There is one thing that Palley is right about, which is that substantially all of MMT can be found in the old Keynesian literature. This isn’t news — in the same Stephanie Kelton slideshow linked above, she goes out of her way to say that there is nothing “modern” about MMT. And so what? There’s nothing wrong with updating insights from the past. In my opinion, most useful work in economics is about pouring old wine in new bottles.

I don’t write this from a position within MMT. I tend to feel that the genuine insights of Lernerian functional finance are obscured rather than strengthened by basing them in a chartalist theory of money. It’s fine if Tom Palley disagrees with our friends at UMKC and the Levy Institute. But he needs to put down the blunderbuss.

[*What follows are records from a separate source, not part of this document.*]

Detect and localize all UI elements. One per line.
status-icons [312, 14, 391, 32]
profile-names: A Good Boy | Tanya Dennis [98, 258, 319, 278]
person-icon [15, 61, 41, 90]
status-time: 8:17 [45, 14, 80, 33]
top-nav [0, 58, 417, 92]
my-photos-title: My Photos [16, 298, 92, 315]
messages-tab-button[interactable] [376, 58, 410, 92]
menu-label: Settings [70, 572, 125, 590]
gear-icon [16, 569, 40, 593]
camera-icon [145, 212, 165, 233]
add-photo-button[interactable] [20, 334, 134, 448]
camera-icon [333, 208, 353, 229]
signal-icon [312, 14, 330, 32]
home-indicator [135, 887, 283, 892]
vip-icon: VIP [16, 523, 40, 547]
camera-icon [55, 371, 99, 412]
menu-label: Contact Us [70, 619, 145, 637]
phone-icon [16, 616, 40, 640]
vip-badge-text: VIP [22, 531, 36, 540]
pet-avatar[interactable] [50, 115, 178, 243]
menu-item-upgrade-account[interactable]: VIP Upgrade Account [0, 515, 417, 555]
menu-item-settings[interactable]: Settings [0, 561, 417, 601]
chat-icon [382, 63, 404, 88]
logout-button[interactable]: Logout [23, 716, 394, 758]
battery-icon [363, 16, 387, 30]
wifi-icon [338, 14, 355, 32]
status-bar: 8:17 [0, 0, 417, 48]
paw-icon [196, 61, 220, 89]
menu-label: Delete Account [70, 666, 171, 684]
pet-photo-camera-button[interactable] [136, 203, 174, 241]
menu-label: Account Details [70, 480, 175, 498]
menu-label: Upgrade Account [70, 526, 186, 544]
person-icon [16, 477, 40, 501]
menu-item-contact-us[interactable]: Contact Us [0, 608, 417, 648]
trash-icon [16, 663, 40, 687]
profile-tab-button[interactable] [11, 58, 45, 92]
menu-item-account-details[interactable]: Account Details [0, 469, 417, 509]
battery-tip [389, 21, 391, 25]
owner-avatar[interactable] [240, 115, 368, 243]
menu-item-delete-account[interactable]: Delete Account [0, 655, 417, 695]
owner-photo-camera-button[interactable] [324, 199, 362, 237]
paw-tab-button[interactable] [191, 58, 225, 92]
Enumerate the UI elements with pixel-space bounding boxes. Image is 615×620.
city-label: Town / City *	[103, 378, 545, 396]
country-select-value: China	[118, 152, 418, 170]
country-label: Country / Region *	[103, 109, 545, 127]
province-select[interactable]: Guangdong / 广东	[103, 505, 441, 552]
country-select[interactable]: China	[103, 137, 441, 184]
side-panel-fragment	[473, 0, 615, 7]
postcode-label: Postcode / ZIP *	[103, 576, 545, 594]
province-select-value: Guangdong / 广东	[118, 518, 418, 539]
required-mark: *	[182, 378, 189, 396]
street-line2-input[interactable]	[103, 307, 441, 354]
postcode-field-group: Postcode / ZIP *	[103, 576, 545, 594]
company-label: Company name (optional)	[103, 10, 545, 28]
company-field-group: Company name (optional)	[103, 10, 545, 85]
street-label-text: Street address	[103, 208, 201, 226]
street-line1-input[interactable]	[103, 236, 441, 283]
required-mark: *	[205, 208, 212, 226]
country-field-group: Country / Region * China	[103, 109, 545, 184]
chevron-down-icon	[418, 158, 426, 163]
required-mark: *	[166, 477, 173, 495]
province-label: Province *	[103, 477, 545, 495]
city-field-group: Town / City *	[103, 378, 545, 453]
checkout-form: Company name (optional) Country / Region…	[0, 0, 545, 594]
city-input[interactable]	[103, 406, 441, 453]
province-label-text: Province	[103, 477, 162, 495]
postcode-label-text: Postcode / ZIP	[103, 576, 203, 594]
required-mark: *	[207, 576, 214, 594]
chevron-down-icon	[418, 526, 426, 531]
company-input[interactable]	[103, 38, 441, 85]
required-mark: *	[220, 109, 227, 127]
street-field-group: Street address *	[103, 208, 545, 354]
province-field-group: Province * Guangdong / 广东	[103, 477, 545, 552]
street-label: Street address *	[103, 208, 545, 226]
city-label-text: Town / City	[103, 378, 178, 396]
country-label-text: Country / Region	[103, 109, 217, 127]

[1] In fact it’s a bit hard to understand what Palley is claiming here. First he says that “money financed deficits” must lead to inflation in a static economy, even with a zero output gap. He adds in a footnote that money-financed are not inflationary in a growing economy; in that case, for price stability “the high-powered money stock must grow at the rate of growth.” Then when he writes down a model, this has become the condition that government budget must be balanced, which is something different again. Also, I must say I can’t help wrinkling my nose a little, when I read about the “stock of high-powered money,” at the smell of a musty antique.

EDIT: Thanks to Daniele Santolamazza for correcting me on the origins of the ELR proposal.